The Scottish Government’s policy paper on consumer protection rightly makes the case for these services to be run in Scotland, but its solution is another predictable centralisation of services. Devolution or independence shouldn’t stop at Holyrood.
The Scottish Government has published a paper ‘Consumer Protection and Representation in an Independent Scotland: Options”. The paper recognises the fundamental importance of providing a robust legal framework of consumer protection, supported by consumer bodies with a voice strong enough to be heard, and powerful enough to take action when consumers are harmed or at risk. This is all fine and good and a welcome absence of deregulation rhetoric for a change.
At present most consumer protection matters are reserved to the UK Parliament, but responsibility for enforcing consumer protection lies with local authorities’ trading standards departments. In addition, responsibility for consumer education, information, advice and advocacy in certain subject areas is reserved to Westminster whilst other related areas (such as policy relating to legal education and financial capability) are devolved. UNISON Scotland has argued that consumer protection should be devolved based on the subsidiarity principle.
The paper sets out a number of issues that an independent Scotland could address including nuisance calls, delivery charges and the regulation of pay day loans. However, with the possible exception of delivery charges, these issues could just as easily be addressed in a UK framework and certainly under greater devolution. While these are important issues, they are clearly not as important as some big consumer protection schemes such as the pensions guarantee scheme or protection of bank deposits. These do not feature in the paper and some would argue are the sort of schemes that benefit from the economy of scale the UK can deliver.

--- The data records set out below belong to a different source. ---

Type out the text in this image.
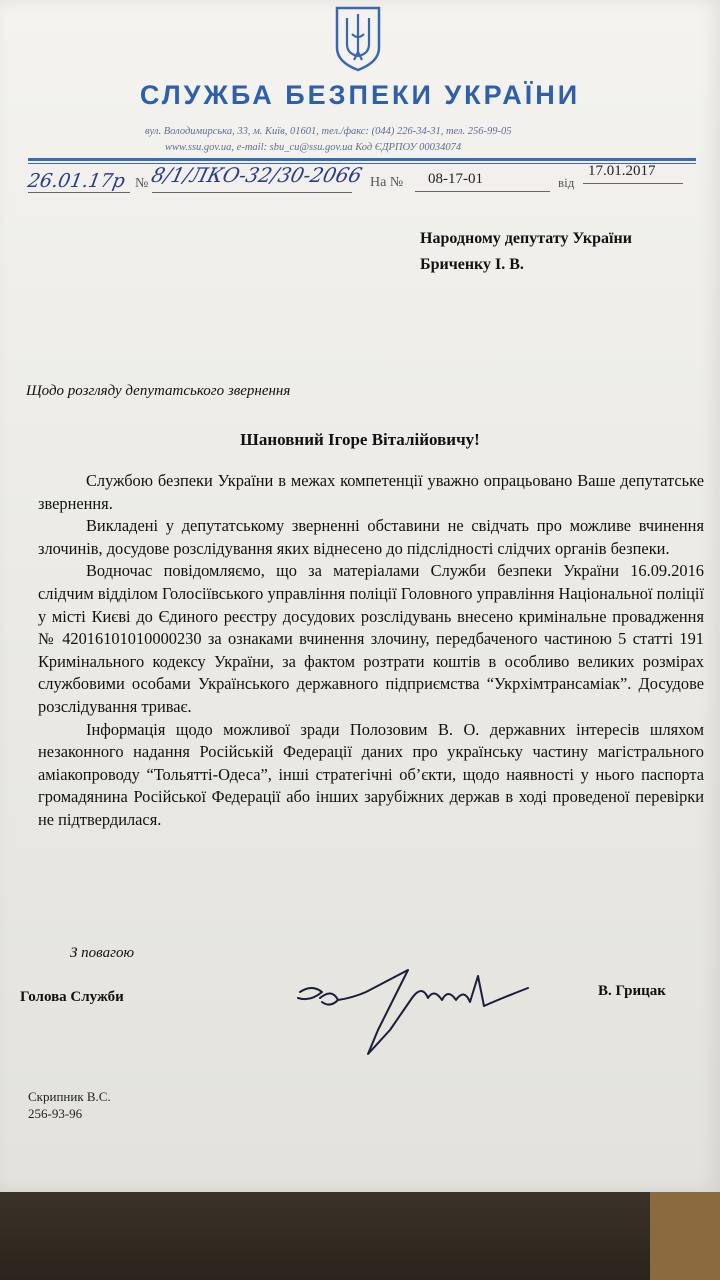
СЛУЖБА БЕЗПЕКИ УКРАЇНИ
вул. Володимирська, 33, м. Київ, 01601, тел./факс: (044) 226-34-31, тел. 256-99-05
www.ssu.gov.ua, e-mail: sbu_cu@ssu.gov.ua Код ЄДРПОУ 00034074
26.01.17р № 8/1/ЛКО-32/30-2066 На № 08-17-01	від
17.01.2017
Народному депутату України
Бриченку І. В.
Щодо розгляду депутатського звернення
Шановний Ігоре Віталійовичу!

Службою безпеки України в межах компетенції уважно опрацьовано Ваше депутатське звернення.

Викладені у депутатському зверненні обставини не свідчать про можливе вчинення злочинів, досудове розслідування яких віднесено до підслідності слідчих органів безпеки.

Водночас повідомляємо, що за матеріалами Служби безпеки України 16.09.2016 слідчим відділом Голосіївського управління поліції Головного управління Національної поліції у місті Києві до Єдиного реєстру досудових розслідувань внесено кримінальне провадження № 42016101010000230 за ознаками вчинення злочину, передбаченого частиною 5 статті 191 Кримінального кодексу України, за фактом розтрати коштів в особливо великих розмірах службовими особами Українського державного підприємства “Укрхімтрансаміак”. Досудове розслідування триває.

Інформація щодо можливої зради Полозовим В. О. державних інтересів шляхом незаконного надання Російській Федерації даних про українську частину магістрального аміакопроводу “Тольятті-Одеса”, інші стратегічні об’єкти, щодо наявності у нього паспорта громадянина Російської Федерації або інших зарубіжних держав в ході проведеної перевірки не підтвердилася.

З повагою
Голова Служби	В. Грицак
Скрипник В.С.
256-93-96
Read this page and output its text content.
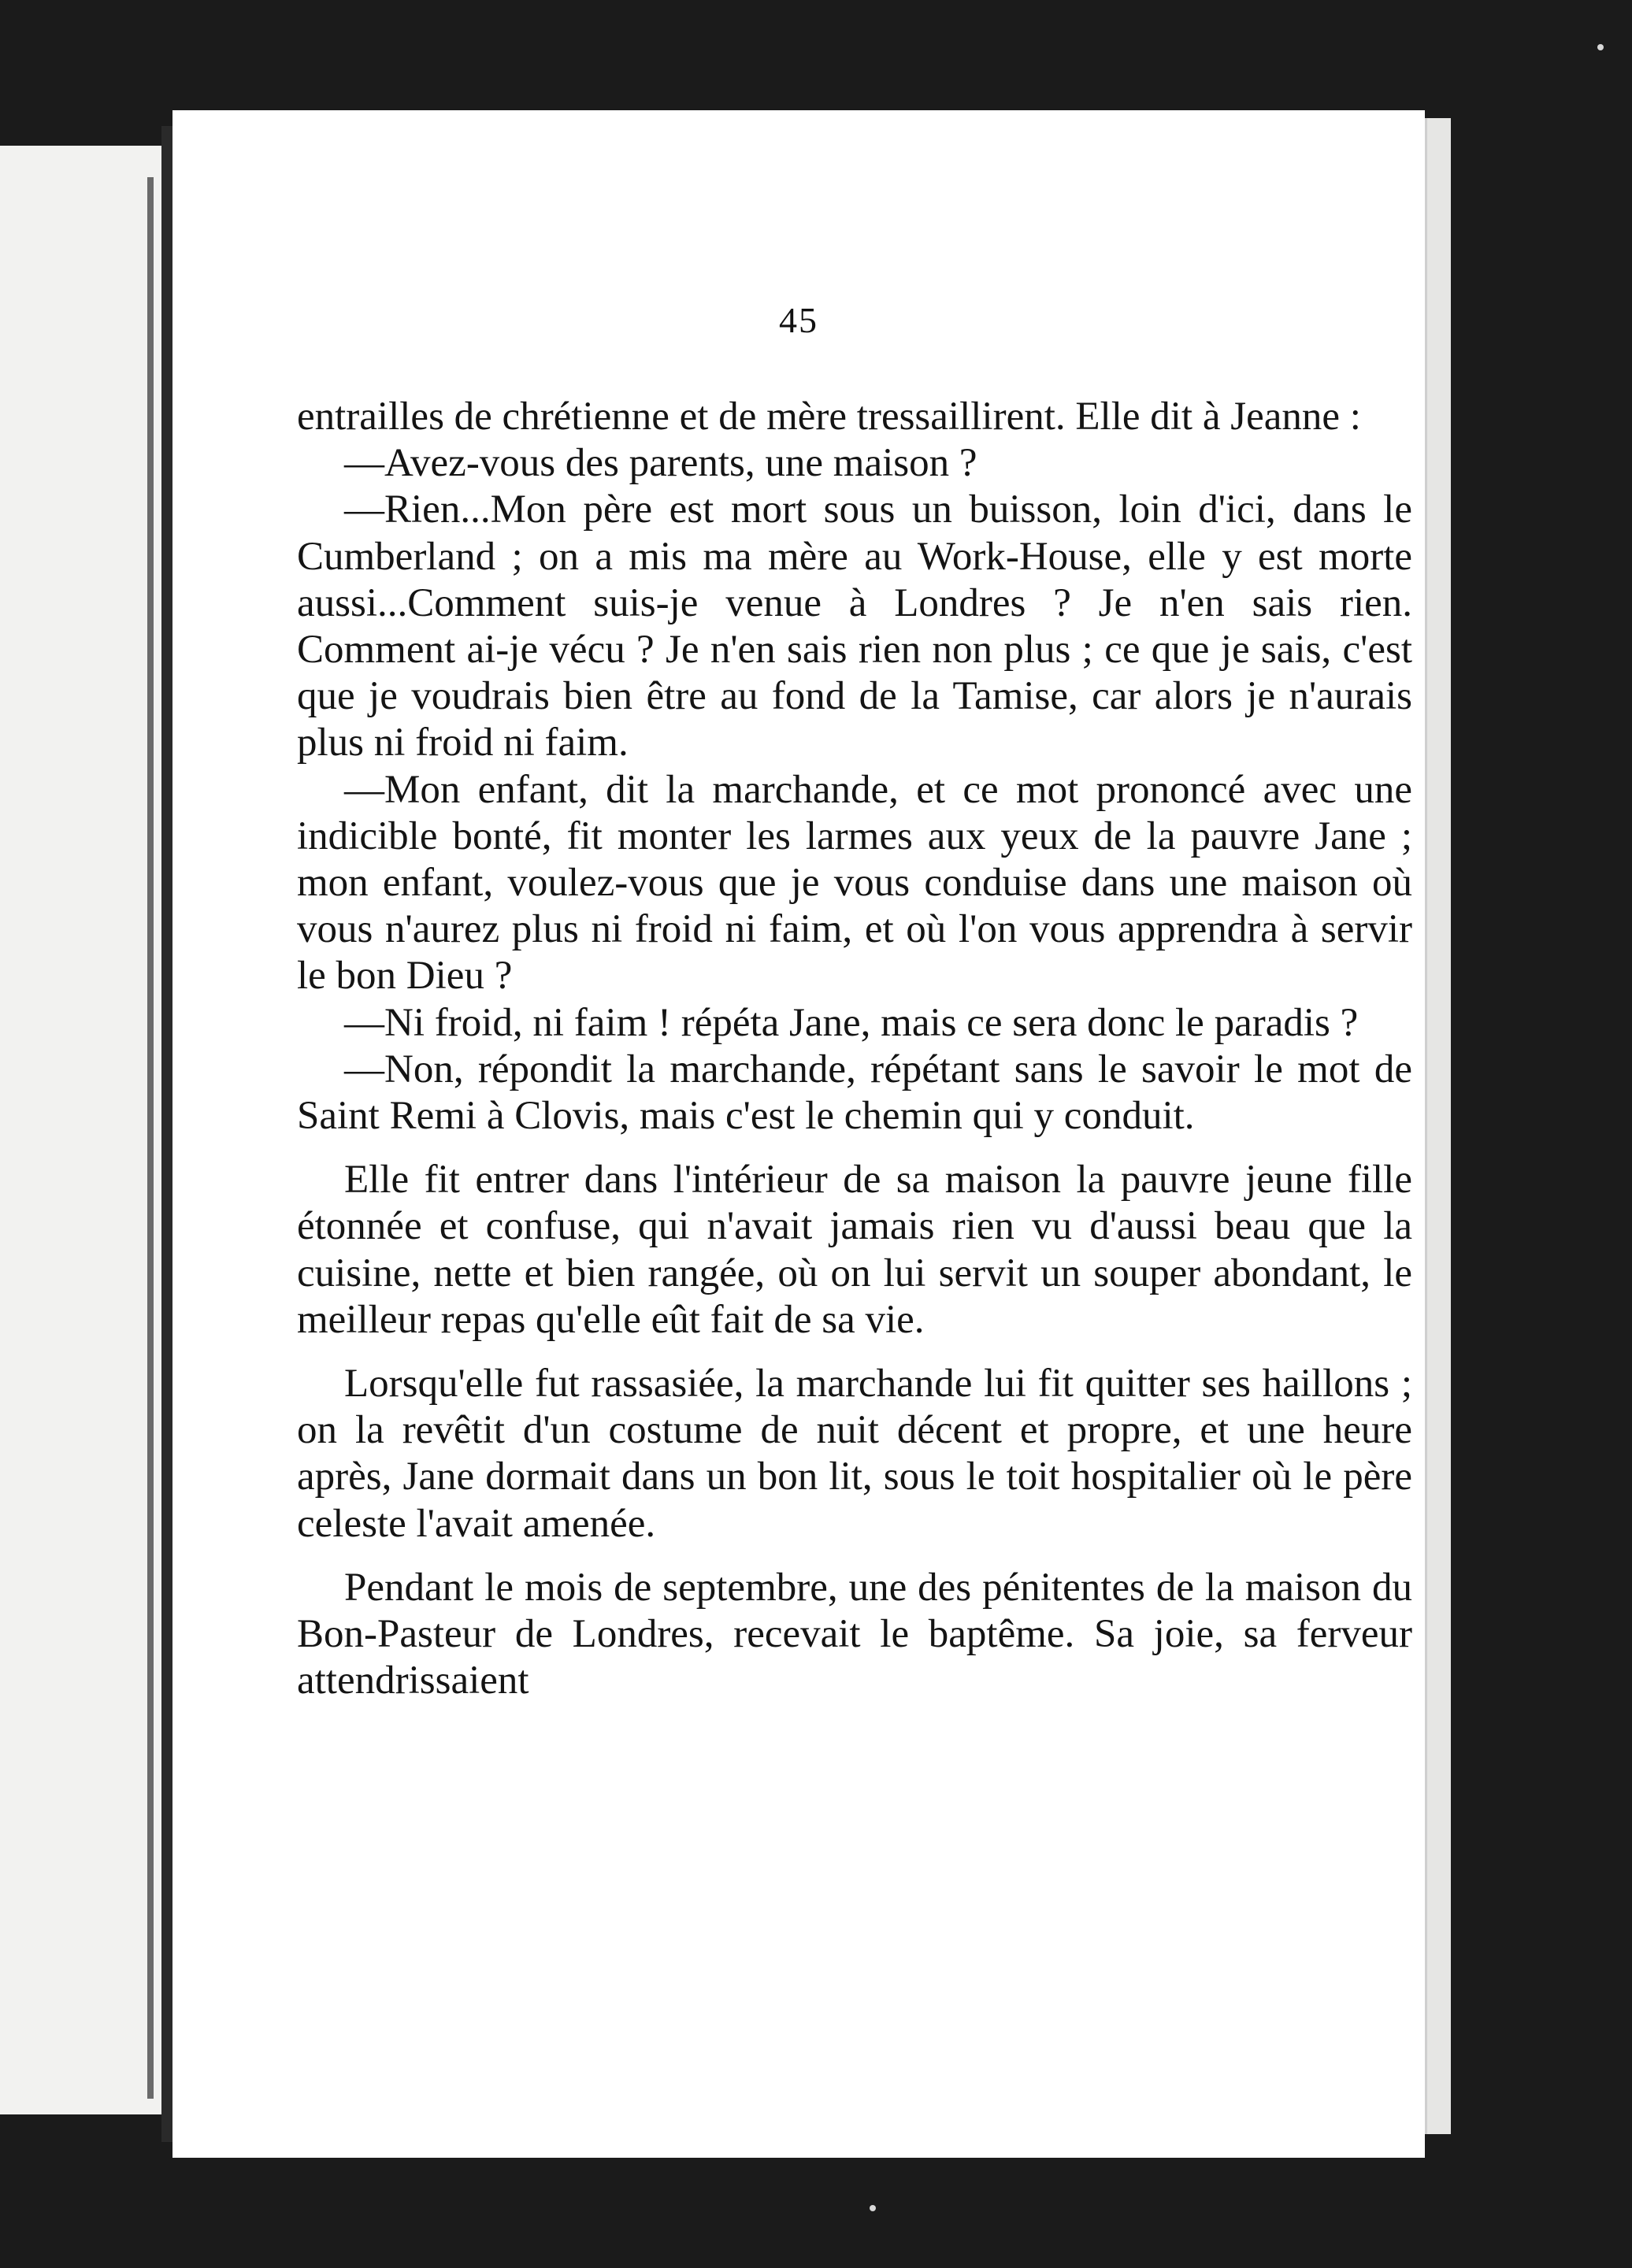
45

entrailles de chrétienne et de mère tressaillirent. Elle dit à Jeanne :

—Avez-vous des parents, une maison ?

—Rien...Mon père est mort sous un buisson, loin d'ici, dans le Cumberland ; on a mis ma mère au Work-House, elle y est morte aussi...Comment suis-je venue à Londres ? Je n'en sais rien. Comment ai-je vécu ? Je n'en sais rien non plus ; ce que je sais, c'est que je voudrais bien être au fond de la Tamise, car alors je n'aurais plus ni froid ni faim.

—Mon enfant, dit la marchande, et ce mot prononcé avec une indicible bonté, fit monter les larmes aux yeux de la pauvre Jane ; mon enfant, voulez-vous que je vous conduise dans une maison où vous n'aurez plus ni froid ni faim, et où l'on vous apprendra à servir le bon Dieu ?

—Ni froid, ni faim ! répéta Jane, mais ce sera donc le paradis ?

—Non, répondit la marchande, répétant sans le savoir le mot de Saint Remi à Clovis, mais c'est le chemin qui y conduit.

Elle fit entrer dans l'intérieur de sa maison la pauvre jeune fille étonnée et confuse, qui n'avait jamais rien vu d'aussi beau que la cuisine, nette et bien rangée, où on lui servit un souper abondant, le meilleur repas qu'elle eût fait de sa vie.

Lorsqu'elle fut rassasiée, la marchande lui fit quitter ses haillons ; on la revêtit d'un costume de nuit décent et propre, et une heure après, Jane dormait dans un bon lit, sous le toit hospitalier où le père celeste l'avait amenée.

Pendant le mois de septembre, une des pénitentes de la maison du Bon-Pasteur de Londres, recevait le baptême. Sa joie, sa ferveur attendrissaient
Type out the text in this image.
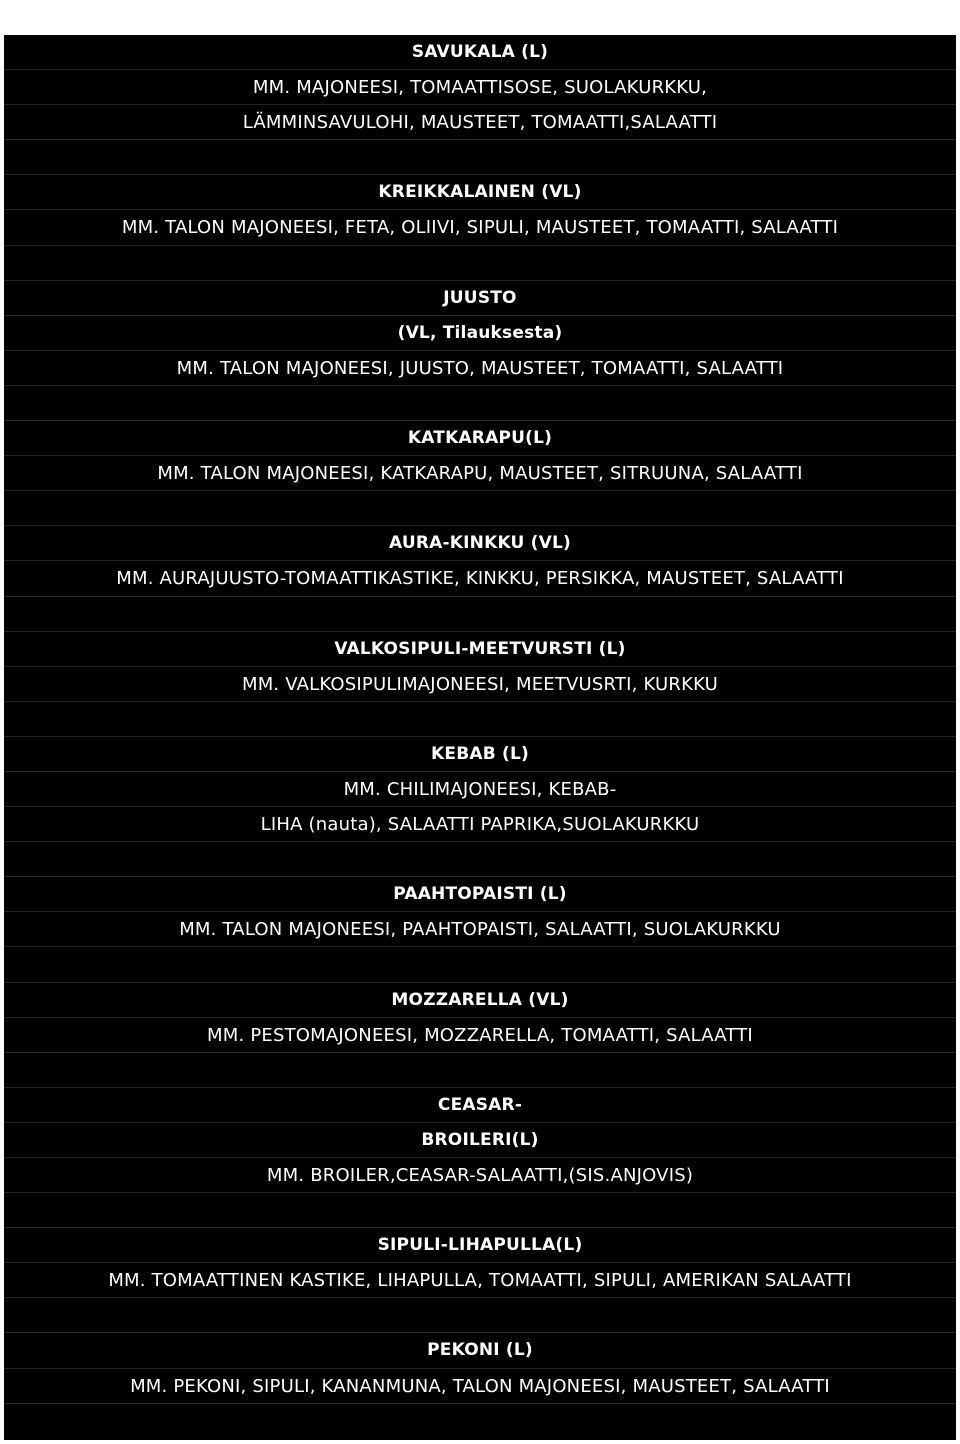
SAVUKALA (L)
MM. MAJONEESI, TOMAATTISOSE, SUOLAKURKKU,
LÄMMINSAVULOHI, MAUSTEET, TOMAATTI,SALAATTI
KREIKKALAINEN (VL)
MM. TALON MAJONEESI, FETA, OLIIVI, SIPULI, MAUSTEET, TOMAATTI, SALAATTI
JUUSTO
(VL, Tilauksesta)
MM. TALON MAJONEESI, JUUSTO, MAUSTEET, TOMAATTI, SALAATTI
KATKARAPU(L)
MM. TALON MAJONEESI, KATKARAPU, MAUSTEET, SITRUUNA, SALAATTI
AURA-KINKKU (VL)
MM. AURAJUUSTO-TOMAATTIKASTIKE, KINKKU, PERSIKKA, MAUSTEET, SALAATTI
VALKOSIPULI-MEETVURSTI (L)
MM. VALKOSIPULIMAJONEESI, MEETVUSRTI, KURKKU
KEBAB (L)
MM. CHILIMAJONEESI, KEBAB-
LIHA (nauta), SALAATTI PAPRIKA,SUOLAKURKKU
PAAHTOPAISTI (L)
MM. TALON MAJONEESI, PAAHTOPAISTI, SALAATTI, SUOLAKURKKU
MOZZARELLA (VL)
MM. PESTOMAJONEESI, MOZZARELLA, TOMAATTI, SALAATTI
CEASAR-
BROILERI(L)
MM. BROILER,CEASAR-SALAATTI,(SIS.ANJOVIS)
SIPULI-LIHAPULLA(L)
MM. TOMAATTINEN KASTIKE, LIHAPULLA, TOMAATTI, SIPULI, AMERIKAN SALAATTI
PEKONI (L)
MM. PEKONI, SIPULI, KANANMUNA, TALON MAJONEESI, MAUSTEET, SALAATTI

The case for consumer protection in an independent Scotland is fairly made in the paper and reflects the arguments we have previously made for devolving many of these services. The paper also makes reference to the 2012 Audit Scotland report on trading standards. That report stated “that the long-term viability of councils’ trading standards services is under threat, and urgent action is needed to strengthen protection for consumers”. While we share that concern, we would argue that this reflects cuts in council services more than structure. Centralising these services simply makes them less responsive to local needs, breaks the link with other council services and creates a whole new national bureaucracy. The problem for the Scottish Government is that they are responsible for council financial allocations and the Council Tax freeze that has led to cuts in consumer protection services - albeit in the context of austerity economics from the ConDem coalition.
Merging quangos in the form of a one stop Consumer Ombudsman might be a viable proposal, but frankly it doesn’t score highly for me in the case for independence. Larger bodies also tend to go for generic staff that don’t have the expertise in a specific field, something the Francis Report highlighted in the context of English care regulation.
UNISON has also argued that competition policy should be devolved. We have highlighted the problem of using the London based bodies to resolve disputes between the Water Industry Commission and Scottish Water. Their expertise is in a private sector utility market and they have no concept of public service. However, this structure was designed and legislated for in Scotland. The Scottish Parliament already has the power to bring this function back to Scotland.
There is much in this paper I agree with in making the case for delivering these functions in Scotland under greater devolution or independence. However, it misses the point in some key areas and offers a vision of an independent Scotland that increasingly centralises services away from local democratic control. Not a pitch that will win many converts here!